I have a Dell T7600 with a Perc H710P RAID controller and 4 attached 3TB drives. Over the past few months the RAID controller has been intermittently reporting errors on boot: "no boot device found", "adapter at baseport is not responding", disks frequently reported as missing or failed.

I have since replaced the RAID controller, the 4 hard drives, and finally the system's motherboard.

After replacing the motherboard and rebooting a few times, I got the error

Single bit ECC errors were detected on the RAID controller.
Please contact technical support to resolve this issue.

After rebooting about 20 more times, I haven't seen the ECC error. The system seems otherwise OK, except for the fact that the disk fans will sometimes start blowing at full blast when the the system is sitting completely idle and not stop until I reboot.

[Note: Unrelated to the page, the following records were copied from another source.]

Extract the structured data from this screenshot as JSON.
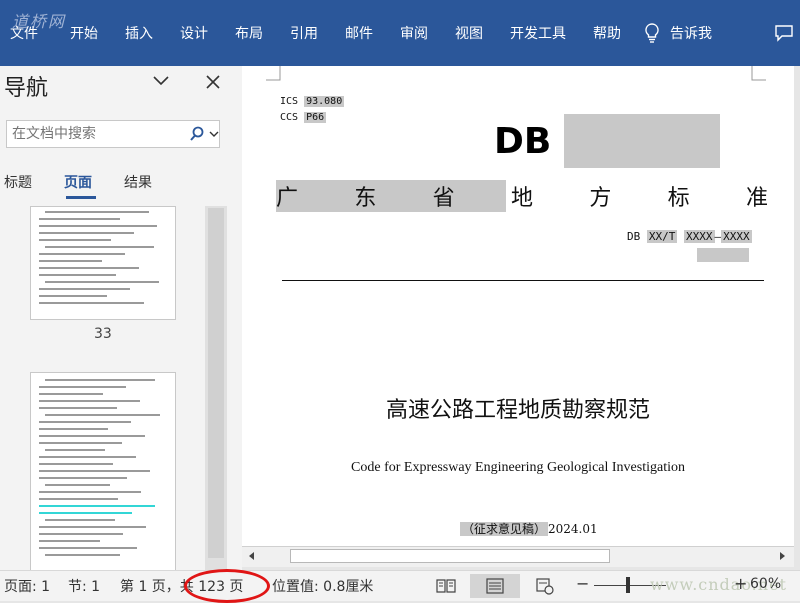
{
  "watermark_top": "道桥网",
  "ribbon": {
    "tabs": [
      "文件",
      "开始",
      "插入",
      "设计",
      "布局",
      "引用",
      "邮件",
      "审阅",
      "视图",
      "开发工具",
      "帮助"
    ],
    "tell_me": "告诉我"
  },
  "nav": {
    "title": "导航",
    "search_placeholder": "在文档中搜索",
    "tabs": [
      "标题",
      "页面",
      "结果"
    ],
    "active_tab": "页面",
    "thumb_page_label": "33"
  },
  "document": {
    "ics_label": "ICS",
    "ics_value": "93.080",
    "ccs_label": "CCS",
    "ccs_value": "P66",
    "logo": "DB",
    "standard_type": [
      "广",
      "东",
      "省",
      "地",
      "方",
      "标",
      "准"
    ],
    "std_prefix": "DB",
    "std_code": "XX/T",
    "std_no1": "XXXX",
    "std_sep": "—",
    "std_no2": "XXXX",
    "title_cn": "高速公路工程地质勘察规范",
    "title_en": "Code for Expressway Engineering Geological Investigation",
    "draft_label": "（征求意见稿）",
    "draft_date": "2024.01"
  },
  "status": {
    "page_section": "页面: 1",
    "section": "节: 1",
    "page_of": "第 1 页，共 123 页",
    "position": "位置值: 0.8厘米",
    "zoom": "60%",
    "watermark": "www.cndao.net"
  },
  "colors": {
    "ribbon": "#2b579a",
    "highlight": "#c8c8c8",
    "annotation": "#e01515"
  }
}
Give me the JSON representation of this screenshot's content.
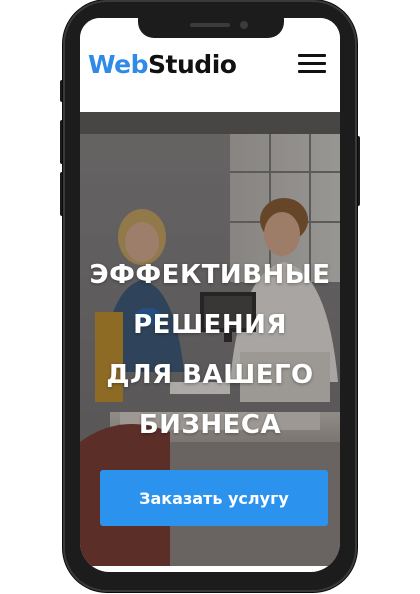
{
  "header": {
    "logo_part1": "Web",
    "logo_part2": "Studio",
    "menu_icon": "hamburger-menu-icon"
  },
  "hero": {
    "title_lines": [
      "ЭФФЕКТИВНЫЕ",
      "РЕШЕНИЯ",
      "ДЛЯ ВАШЕГО",
      "БИЗНЕСА"
    ],
    "cta_label": "Заказать услугу"
  },
  "colors": {
    "brand_blue": "#2f8ae8",
    "cta_blue": "#2b93ee",
    "text_dark": "#111111",
    "phone_frame": "#1c1c1c"
  }
}
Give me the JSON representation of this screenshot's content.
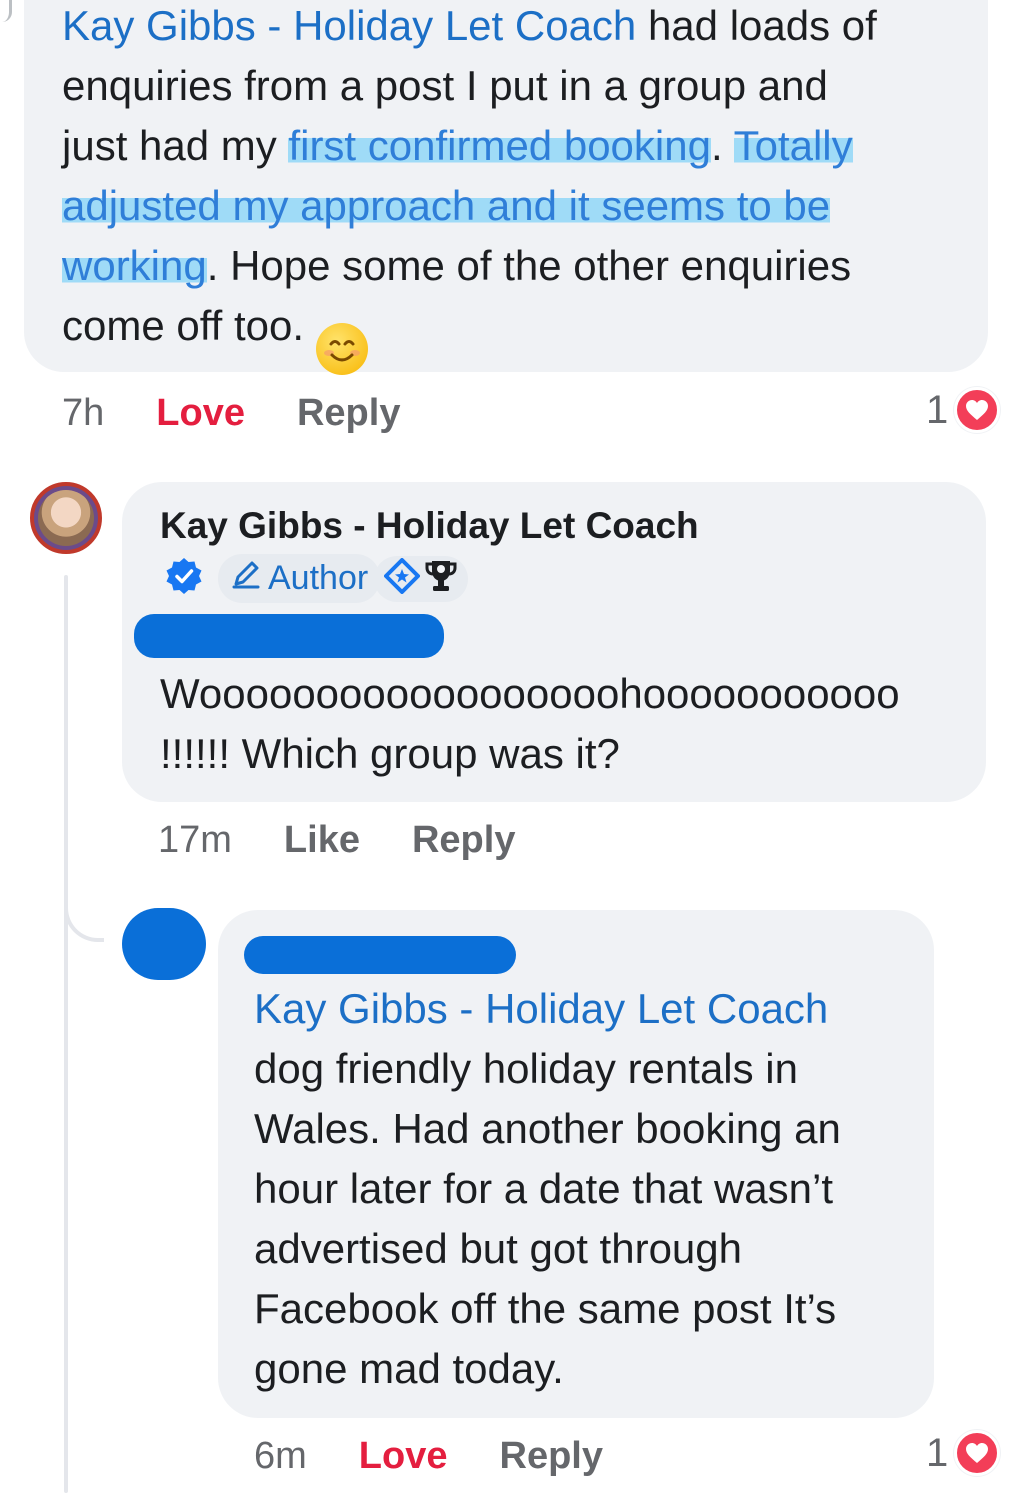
{
  "comment1": {
    "lines": [
      [
        {
          "t": "Kay Gibbs - Holiday Let Coach",
          "s": "mention"
        },
        {
          "t": " had loads of",
          "s": ""
        }
      ],
      [
        {
          "t": "enquiries from a post I put in a group and",
          "s": ""
        }
      ],
      [
        {
          "t": "just had my ",
          "s": ""
        },
        {
          "t": "first confirmed booking",
          "s": "hl"
        },
        {
          "t": ". ",
          "s": ""
        },
        {
          "t": "Totally",
          "s": "hl"
        }
      ],
      [
        {
          "t": "adjusted  my approach and it seems to be",
          "s": "hl"
        }
      ],
      [
        {
          "t": "working",
          "s": "hl"
        },
        {
          "t": ". Hope some of the other enquiries",
          "s": ""
        }
      ],
      [
        {
          "t": "come off too. ",
          "s": ""
        }
      ]
    ],
    "emoji": "😊",
    "time": "7h",
    "love_label": "Love",
    "reply_label": "Reply",
    "reaction_count": "1"
  },
  "comment2": {
    "author": "Kay Gibbs - Holiday Let Coach",
    "author_badge": "Author",
    "lines": [
      "Woooooooooooooooooohooooooooooo",
      "!!!!!! Which group was it?"
    ],
    "time": "17m",
    "like_label": "Like",
    "reply_label": "Reply"
  },
  "comment3": {
    "mention": "Kay Gibbs - Holiday Let Coach",
    "lines": [
      "dog friendly holiday rentals in",
      "Wales. Had another booking an",
      "hour later for a date that wasn’t",
      "advertised but got through",
      "Facebook off the same post It’s",
      "gone mad today."
    ],
    "time": "6m",
    "love_label": "Love",
    "reply_label": "Reply",
    "reaction_count": "1"
  },
  "colors": {
    "bubble": "#f0f2f5",
    "mention": "#1c6fc6",
    "highlight": "#9fdbf7",
    "love": "#e41e3f",
    "redaction": "#0a6fd8",
    "muted": "#65676b"
  },
  "icons": [
    "verified-badge-icon",
    "pencil-icon",
    "rising-star-icon",
    "trophy-icon",
    "heart-icon"
  ]
}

Are the ECC errors in memory on the RAID controller? Or, does the RAID controller map in system memory, and the ECC errors are really in system memory? Or, are the ECC errors in the 1GB cache that resides in the RAID controller?

Best Answer

This error corresponds to the cache module on the controller. At this point, you need to probably replace the RAM or the actual PERC controller. This should be standard warranty work.